Magic Wavelengths of the Yb $6s^2{}\,^1S_0-6s6p\,{}^3P_1$ Intercombination Transition

TL;DR

This paper combines theoretical calculations and experimental measurements to determine the magic wavelengths of the Yb 6s^2 1S0-6s6p 3P1 transition, facilitating improved laser cooling techniques.

Contribution

It provides the first combined ab initio calculation and experimental measurement of magic wavelengths for this transition in ytterbium.

Findings

Magic wavelengths are 1035.68(4) nm and 1036.12(3) nm for different polarization transitions.

Calculated and measured values are in good agreement.

Results enable optimized laser cooling in optical dipole traps.

Abstract

We calculate and measure the magic wavelengths for the $6s^2{}\,^1S_0-6s6p\,{}^3P_1$ intercombination transition of the neutral ytterbium atom.
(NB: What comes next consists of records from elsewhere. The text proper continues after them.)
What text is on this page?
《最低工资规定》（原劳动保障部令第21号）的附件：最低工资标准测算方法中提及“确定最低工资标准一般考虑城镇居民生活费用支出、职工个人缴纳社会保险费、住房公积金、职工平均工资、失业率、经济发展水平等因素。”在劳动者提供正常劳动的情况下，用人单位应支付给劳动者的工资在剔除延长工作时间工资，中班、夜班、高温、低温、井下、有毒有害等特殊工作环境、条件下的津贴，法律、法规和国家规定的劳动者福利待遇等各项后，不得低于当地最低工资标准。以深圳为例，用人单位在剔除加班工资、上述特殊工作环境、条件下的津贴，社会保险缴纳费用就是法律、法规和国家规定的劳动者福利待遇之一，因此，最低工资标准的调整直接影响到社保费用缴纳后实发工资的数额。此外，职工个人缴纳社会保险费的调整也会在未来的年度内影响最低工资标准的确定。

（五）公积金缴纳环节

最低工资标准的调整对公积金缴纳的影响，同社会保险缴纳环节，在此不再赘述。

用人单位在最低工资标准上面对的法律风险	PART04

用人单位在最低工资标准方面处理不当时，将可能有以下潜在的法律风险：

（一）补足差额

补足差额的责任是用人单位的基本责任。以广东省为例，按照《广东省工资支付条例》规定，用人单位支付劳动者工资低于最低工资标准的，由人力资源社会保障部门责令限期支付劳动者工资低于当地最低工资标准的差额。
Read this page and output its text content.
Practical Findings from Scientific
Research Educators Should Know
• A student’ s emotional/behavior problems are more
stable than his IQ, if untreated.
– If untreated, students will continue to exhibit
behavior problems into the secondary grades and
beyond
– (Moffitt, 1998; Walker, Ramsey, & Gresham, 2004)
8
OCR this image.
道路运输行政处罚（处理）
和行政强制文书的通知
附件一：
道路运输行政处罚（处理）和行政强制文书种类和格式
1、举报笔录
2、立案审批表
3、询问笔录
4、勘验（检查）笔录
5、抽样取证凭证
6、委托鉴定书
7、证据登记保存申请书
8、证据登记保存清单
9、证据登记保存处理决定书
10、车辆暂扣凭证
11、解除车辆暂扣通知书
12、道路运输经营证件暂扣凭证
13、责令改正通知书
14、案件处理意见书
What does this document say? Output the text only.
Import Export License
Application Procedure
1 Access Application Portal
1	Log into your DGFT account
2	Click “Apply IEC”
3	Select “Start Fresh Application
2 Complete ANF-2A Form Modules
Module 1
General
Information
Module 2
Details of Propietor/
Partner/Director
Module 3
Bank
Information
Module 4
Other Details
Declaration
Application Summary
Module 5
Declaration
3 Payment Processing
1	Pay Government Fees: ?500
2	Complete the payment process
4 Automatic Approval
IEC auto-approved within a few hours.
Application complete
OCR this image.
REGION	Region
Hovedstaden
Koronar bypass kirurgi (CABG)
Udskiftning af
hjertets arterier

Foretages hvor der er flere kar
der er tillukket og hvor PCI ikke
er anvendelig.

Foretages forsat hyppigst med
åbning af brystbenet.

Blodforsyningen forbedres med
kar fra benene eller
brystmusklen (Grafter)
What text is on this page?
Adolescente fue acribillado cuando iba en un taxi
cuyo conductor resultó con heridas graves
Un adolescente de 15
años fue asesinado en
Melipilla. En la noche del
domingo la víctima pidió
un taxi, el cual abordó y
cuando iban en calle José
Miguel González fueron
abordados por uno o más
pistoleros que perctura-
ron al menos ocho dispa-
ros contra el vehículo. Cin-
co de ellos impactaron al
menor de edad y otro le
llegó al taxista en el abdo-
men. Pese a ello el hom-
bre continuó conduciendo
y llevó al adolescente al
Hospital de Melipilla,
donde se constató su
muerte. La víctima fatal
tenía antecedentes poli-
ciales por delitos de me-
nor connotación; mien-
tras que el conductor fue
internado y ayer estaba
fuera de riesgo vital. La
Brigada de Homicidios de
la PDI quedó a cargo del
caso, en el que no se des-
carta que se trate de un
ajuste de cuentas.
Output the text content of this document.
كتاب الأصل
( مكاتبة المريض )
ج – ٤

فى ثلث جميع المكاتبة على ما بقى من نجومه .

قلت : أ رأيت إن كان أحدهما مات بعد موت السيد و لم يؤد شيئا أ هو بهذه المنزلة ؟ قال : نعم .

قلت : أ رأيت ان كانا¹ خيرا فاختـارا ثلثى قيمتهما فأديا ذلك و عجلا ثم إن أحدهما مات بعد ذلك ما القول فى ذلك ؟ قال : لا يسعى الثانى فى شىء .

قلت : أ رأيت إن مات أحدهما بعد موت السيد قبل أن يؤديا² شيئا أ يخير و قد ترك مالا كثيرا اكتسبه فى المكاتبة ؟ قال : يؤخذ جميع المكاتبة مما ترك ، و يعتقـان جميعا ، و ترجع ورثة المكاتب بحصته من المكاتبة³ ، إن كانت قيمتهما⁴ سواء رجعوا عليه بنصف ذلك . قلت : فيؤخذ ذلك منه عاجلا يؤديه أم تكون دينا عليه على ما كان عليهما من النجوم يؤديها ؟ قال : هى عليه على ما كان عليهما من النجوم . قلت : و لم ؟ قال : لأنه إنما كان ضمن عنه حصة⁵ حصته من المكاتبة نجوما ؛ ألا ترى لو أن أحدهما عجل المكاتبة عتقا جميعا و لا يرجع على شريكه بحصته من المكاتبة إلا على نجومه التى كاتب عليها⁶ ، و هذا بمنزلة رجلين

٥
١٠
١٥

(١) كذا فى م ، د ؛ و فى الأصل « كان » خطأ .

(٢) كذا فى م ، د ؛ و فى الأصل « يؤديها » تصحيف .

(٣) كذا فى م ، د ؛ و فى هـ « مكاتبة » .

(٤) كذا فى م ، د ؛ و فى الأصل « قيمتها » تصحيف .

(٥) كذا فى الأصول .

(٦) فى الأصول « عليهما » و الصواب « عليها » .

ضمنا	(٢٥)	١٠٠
The calculation is performed with the \textit{ab initio} configuration interaction (CI) + all-order method. The measurement is done with laser spectroscopy on cold atoms in an optical dipole trap. The magic wavelengths are determined to be 1035.68(4) nm for the $\pi$ transition ($\Delta m = 0$) and 1036.12(3) nm for the $\sigma$ transitions ($|\Delta m| = 1$) in agreement with the calculated values. Laser cooling on the narrow intercombination transition could achieve better results for atoms in an optical dipole trap when the trap wavelength is tuned to near the magic wavelength.